The following article comes from JD retail Technology, by Zheng Sicheng
Link: mp.weixin.qq.com/s/OFkRnbWEa…
What is the JDNoSQL platform
The JDNoSQL platform is a distributed column-oriented KeyValue millisecond storage service that stores structured data and non-organizational data, supports random read/write and update, flexible dynamic column mechanism, supports horizontal expansion in architecture, and provides high concurrency, low latency, high availability, and strong consistency database services, which can meet various business scenarios. Perfect platform support, support self-service table building, view monitoring, online DDL and so on.

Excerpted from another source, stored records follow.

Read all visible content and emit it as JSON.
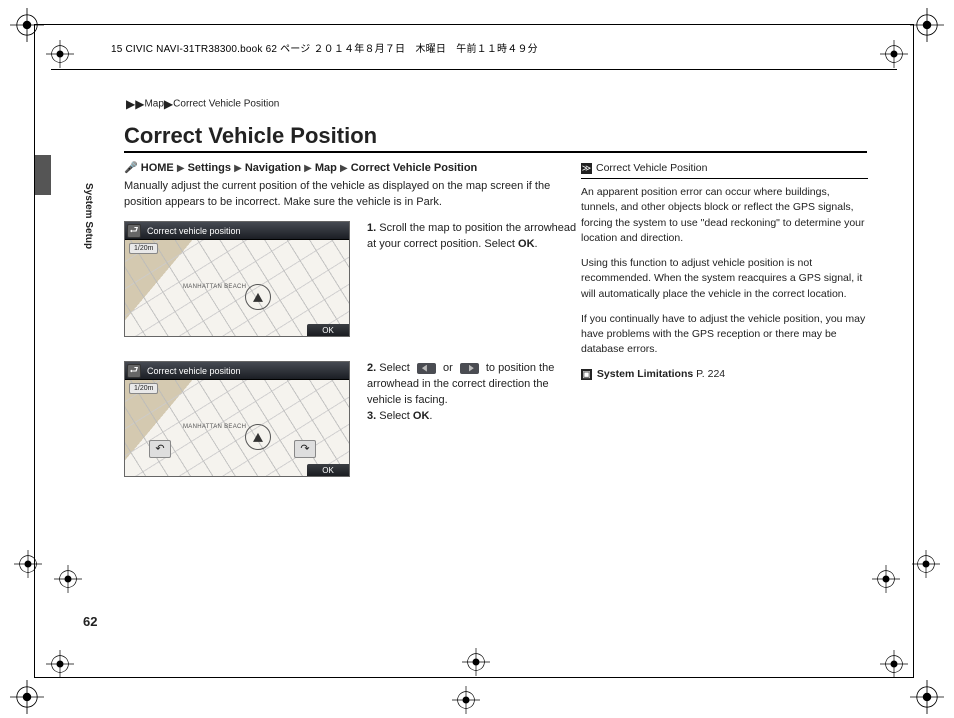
{
  "header": "15 CIVIC NAVI-31TR38300.book  62 ページ  ２０１４年８月７日　木曜日　午前１１時４９分",
  "sidebar_label": "System Setup",
  "page_number": "62",
  "breadcrumb": {
    "seg1": "Map",
    "seg2": "Correct Vehicle Position"
  },
  "title": "Correct Vehicle Position",
  "navpath": {
    "home": "HOME",
    "p1": "Settings",
    "p2": "Navigation",
    "p3": "Map",
    "p4": "Correct Vehicle Position"
  },
  "intro": "Manually adjust the current position of the vehicle as displayed on the map screen if the position appears to be incorrect. Make sure the vehicle is in Park.",
  "screenshot": {
    "title": "Correct vehicle position",
    "scale": "1/20m",
    "ok": "OK",
    "loc": "MANHATTAN BEACH"
  },
  "steps": {
    "s1": "Scroll the map to position the arrowhead at your correct position. Select ",
    "s1_ok": "OK",
    "s2a": "Select ",
    "s2b": " or ",
    "s2c": " to position the arrowhead in the correct direction the vehicle is facing.",
    "s3a": "Select ",
    "s3b": "OK"
  },
  "sidebox": {
    "head": "Correct Vehicle Position",
    "p1": "An apparent position error can occur where buildings, tunnels, and other objects block or reflect the GPS signals, forcing the system to use \"dead reckoning\" to determine your location and direction.",
    "p2": "Using this function to adjust vehicle position is not recommended. When the system reacquires a GPS signal, it will automatically place the vehicle in the correct location.",
    "p3": "If you continually have to adjust the vehicle position, you may have problems with the GPS reception or there may be database errors.",
    "link_label": "System Limitations",
    "link_page": "P. 224"
  }
}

1.1 Ecological position of JDNoSQL
As you can see from the figure above, JDNoSQL is a distributed, column-oriented storage system built on HDFS. You can use JDNoSQL when you need real-time read and write and random access to very large data sets. Some relational databases on the market today are built without considering the characteristics of super-size and distribution. Many vendors extend their databases beyond the boundaries of a single node by copying and partitioning, but these features are often added as an afterthought and are complex to install and maintain. At the same time, it can affect RDBMS specific functions, such as joins, complex queries, triggers, views, and foreign key constraints, which are expensive or impossible to implement on a large RDBMS. JDNoSQL approaches scalability issues from another perspective. It scales by adding nodes from bottom to top in a linear fashion. JDNoSQL is not a relational database, nor does it support SQL. You can currently support SQL through JDPhoenix, but it has its own strengths that RDBMSS cannot handle. JDNoSQL has the following features:
-
Large: A table can have hundreds of millions of rows and millions of columns.
-
Column-oriented: List (cluster) oriented storage and permission control, column (cluster) independent retrieval.
-
Sparse: NULL columns take up no storage space, so tables can be designed to be very sparse.
-
No schema: Each row has a sortable primary key and as many columns as possible. Columns can be added dynamically as needed, and different rows in the same table can have distinct columns.
-
Multiple versions of data: There can be multiple versions of data in each cell. By default, the version number is automatically assigned. The version number is the timestamp when the cell was inserted.
-
Single data type: Data in JDNoSQL is all strings with no type.
Application scenarios
The use of NoSQL in JINGdong mainly involves the following scenarios:
-
Sequential business (monitoring, IOT)
-
Message orders (orders/policies, chat logs)
-
CUBE analysis (real-time wide tables, reports, search recommendations)
-
Monitoring (UMP/MDC/CAP/JDH)
-
Feeds stream service (comment information, Q&A information, waterfall stream, moments of friends)
-
AI Storage (User characteristics, NLP corpus, model Storage)
-
Spatio-temporal data (tracks, meteorological networks)
-
Financial services (association analysis, credit analysis, Risk control/IOUS/Payment/asset management)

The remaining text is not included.